The premium experience is where the gamified model came undone.
Gamifying the limit created a risk we could see coming: if the energy loop was genuinely fun, what happens when someone upgrades and it vanishes? So we tried to keep it for premium users, repurposed from a paywall into a guided learning loop: make enough mistakes to drain your energy and we’d suggest reviewing to shore up what you’d learned before moving on to new content, but you could override it. In testing it confused premium users. It made them feel they hadn’t fully removed the friction they’d paid to remove. If I picked this up again, that premium experience is the first thing I’d redesign.
A smaller miss taught the same lesson about clarity: we visualised energy as a battery, which sat right next to the phone’s own battery indicator on screen. Two batteries, two meanings, one of them ours and confusing. Obvious in hindsight. A monetisation mechanic has to read instantly, or it adds friction of the wrong kind.
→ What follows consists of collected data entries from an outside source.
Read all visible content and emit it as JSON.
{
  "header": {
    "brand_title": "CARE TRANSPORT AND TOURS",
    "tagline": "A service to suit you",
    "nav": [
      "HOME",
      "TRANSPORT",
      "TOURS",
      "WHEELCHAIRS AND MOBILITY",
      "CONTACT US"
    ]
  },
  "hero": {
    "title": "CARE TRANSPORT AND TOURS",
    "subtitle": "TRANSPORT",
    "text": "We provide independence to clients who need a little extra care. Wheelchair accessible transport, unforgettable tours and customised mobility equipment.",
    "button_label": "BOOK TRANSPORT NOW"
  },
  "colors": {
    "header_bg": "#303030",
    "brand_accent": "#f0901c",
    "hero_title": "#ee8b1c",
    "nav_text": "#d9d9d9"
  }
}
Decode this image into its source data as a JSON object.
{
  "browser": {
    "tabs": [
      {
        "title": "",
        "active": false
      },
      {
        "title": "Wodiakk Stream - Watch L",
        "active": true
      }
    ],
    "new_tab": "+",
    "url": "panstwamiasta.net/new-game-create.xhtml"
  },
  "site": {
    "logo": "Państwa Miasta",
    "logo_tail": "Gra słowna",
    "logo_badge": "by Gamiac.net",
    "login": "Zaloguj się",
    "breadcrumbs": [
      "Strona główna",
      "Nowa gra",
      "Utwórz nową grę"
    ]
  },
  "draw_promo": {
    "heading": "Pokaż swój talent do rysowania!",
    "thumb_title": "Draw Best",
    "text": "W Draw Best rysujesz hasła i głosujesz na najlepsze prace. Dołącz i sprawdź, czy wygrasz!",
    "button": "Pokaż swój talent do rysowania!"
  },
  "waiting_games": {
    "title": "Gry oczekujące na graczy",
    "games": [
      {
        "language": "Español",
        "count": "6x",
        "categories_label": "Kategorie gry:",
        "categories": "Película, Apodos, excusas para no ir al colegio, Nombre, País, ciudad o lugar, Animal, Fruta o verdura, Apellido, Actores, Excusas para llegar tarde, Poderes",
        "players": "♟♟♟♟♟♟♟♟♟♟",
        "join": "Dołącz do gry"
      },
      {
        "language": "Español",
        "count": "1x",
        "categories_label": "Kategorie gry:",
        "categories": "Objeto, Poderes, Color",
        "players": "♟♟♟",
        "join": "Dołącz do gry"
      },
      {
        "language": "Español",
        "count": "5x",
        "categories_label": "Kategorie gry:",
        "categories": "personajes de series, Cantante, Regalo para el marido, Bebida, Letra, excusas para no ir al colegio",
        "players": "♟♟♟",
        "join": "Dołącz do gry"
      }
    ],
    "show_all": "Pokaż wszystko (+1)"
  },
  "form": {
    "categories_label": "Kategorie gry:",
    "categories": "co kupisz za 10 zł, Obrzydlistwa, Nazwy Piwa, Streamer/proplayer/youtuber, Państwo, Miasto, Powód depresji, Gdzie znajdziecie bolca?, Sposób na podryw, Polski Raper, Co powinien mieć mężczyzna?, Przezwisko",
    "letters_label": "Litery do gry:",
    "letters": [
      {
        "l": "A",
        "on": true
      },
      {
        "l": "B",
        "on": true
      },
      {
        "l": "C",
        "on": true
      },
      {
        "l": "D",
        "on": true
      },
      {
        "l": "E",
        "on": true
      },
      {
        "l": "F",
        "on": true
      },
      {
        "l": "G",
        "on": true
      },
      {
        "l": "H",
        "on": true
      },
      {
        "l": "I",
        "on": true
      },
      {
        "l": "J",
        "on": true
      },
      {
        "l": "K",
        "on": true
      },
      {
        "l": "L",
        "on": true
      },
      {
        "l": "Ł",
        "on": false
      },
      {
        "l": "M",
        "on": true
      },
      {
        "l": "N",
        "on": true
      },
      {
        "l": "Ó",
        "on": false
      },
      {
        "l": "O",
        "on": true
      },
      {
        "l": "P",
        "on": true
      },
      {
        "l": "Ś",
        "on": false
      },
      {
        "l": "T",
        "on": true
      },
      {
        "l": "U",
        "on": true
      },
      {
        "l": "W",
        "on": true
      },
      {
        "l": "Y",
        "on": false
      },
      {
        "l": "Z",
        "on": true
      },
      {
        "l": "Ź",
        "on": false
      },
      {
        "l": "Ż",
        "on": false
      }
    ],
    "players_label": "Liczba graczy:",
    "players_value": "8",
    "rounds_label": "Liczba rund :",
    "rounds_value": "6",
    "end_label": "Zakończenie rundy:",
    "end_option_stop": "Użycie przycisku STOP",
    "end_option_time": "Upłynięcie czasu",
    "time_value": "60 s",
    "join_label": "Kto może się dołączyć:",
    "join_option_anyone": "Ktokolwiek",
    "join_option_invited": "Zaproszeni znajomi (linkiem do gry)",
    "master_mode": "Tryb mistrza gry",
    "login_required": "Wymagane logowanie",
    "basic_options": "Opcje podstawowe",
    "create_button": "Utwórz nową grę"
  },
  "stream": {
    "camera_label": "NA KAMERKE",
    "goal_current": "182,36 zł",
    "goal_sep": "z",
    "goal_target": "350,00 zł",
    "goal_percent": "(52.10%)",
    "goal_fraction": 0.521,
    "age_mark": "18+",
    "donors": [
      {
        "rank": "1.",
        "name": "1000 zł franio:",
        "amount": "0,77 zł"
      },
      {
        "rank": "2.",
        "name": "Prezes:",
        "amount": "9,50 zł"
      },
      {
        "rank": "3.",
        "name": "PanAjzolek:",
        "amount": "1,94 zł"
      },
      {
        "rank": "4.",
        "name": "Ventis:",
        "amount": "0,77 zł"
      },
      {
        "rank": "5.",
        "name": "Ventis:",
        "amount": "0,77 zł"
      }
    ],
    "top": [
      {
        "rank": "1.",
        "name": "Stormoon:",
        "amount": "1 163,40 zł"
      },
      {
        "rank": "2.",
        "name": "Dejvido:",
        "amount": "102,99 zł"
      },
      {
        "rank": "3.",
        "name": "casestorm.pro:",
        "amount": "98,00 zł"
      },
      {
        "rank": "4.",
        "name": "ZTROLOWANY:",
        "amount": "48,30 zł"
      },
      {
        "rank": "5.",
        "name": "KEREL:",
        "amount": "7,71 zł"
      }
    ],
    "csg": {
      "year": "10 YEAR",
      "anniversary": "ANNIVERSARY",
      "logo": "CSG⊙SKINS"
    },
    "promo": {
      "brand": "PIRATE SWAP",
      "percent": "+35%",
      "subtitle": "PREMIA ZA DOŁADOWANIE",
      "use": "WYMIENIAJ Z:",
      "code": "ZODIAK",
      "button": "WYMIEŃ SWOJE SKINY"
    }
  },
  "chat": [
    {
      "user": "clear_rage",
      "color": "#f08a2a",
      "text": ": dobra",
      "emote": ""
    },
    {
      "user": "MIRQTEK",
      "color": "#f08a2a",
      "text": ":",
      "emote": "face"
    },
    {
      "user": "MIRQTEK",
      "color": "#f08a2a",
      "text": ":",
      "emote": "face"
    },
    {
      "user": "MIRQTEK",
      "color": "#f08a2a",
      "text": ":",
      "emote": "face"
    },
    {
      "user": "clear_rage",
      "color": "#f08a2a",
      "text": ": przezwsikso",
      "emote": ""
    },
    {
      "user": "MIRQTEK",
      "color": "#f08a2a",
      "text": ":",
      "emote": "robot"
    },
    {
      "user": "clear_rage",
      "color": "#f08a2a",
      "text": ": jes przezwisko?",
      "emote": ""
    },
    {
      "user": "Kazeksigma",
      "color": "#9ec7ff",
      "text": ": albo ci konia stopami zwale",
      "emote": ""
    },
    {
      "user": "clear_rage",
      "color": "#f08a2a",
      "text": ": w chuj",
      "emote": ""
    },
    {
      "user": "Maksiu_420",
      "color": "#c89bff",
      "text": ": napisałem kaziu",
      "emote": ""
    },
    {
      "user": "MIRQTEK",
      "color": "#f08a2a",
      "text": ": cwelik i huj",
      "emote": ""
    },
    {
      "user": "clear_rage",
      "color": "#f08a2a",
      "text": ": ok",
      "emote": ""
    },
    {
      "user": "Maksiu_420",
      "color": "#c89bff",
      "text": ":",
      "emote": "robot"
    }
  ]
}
A bet can be worth making, and worth stopping, and still pay off.
This sharpened how I de-risk big swings. The instinct on a high-reward idea is to build the whole thing and find out. The discipline is to isolate the single riskiest assumption and buy it down as cheaply as possible. Here, that meant proving the engagement upside in markets where being wrong cost almost nothing. Sequencing the replacements by build effort rather than by conviction meant our first real-world failure was also our cheapest, and a failure that tells you clearly to stop is a genuinely good outcome.
The other lesson is that not every high-potential project ships, and that’s fine if you run it well. We left with validated learning and a reusable framework that makes the next attempt faster. That value survives a parked project. Knowing when to stop spending a small team’s time, without writing off the opportunity, is its own skill. The idea is still in the backlog, and the groundwork is waiting for whoever picks it up.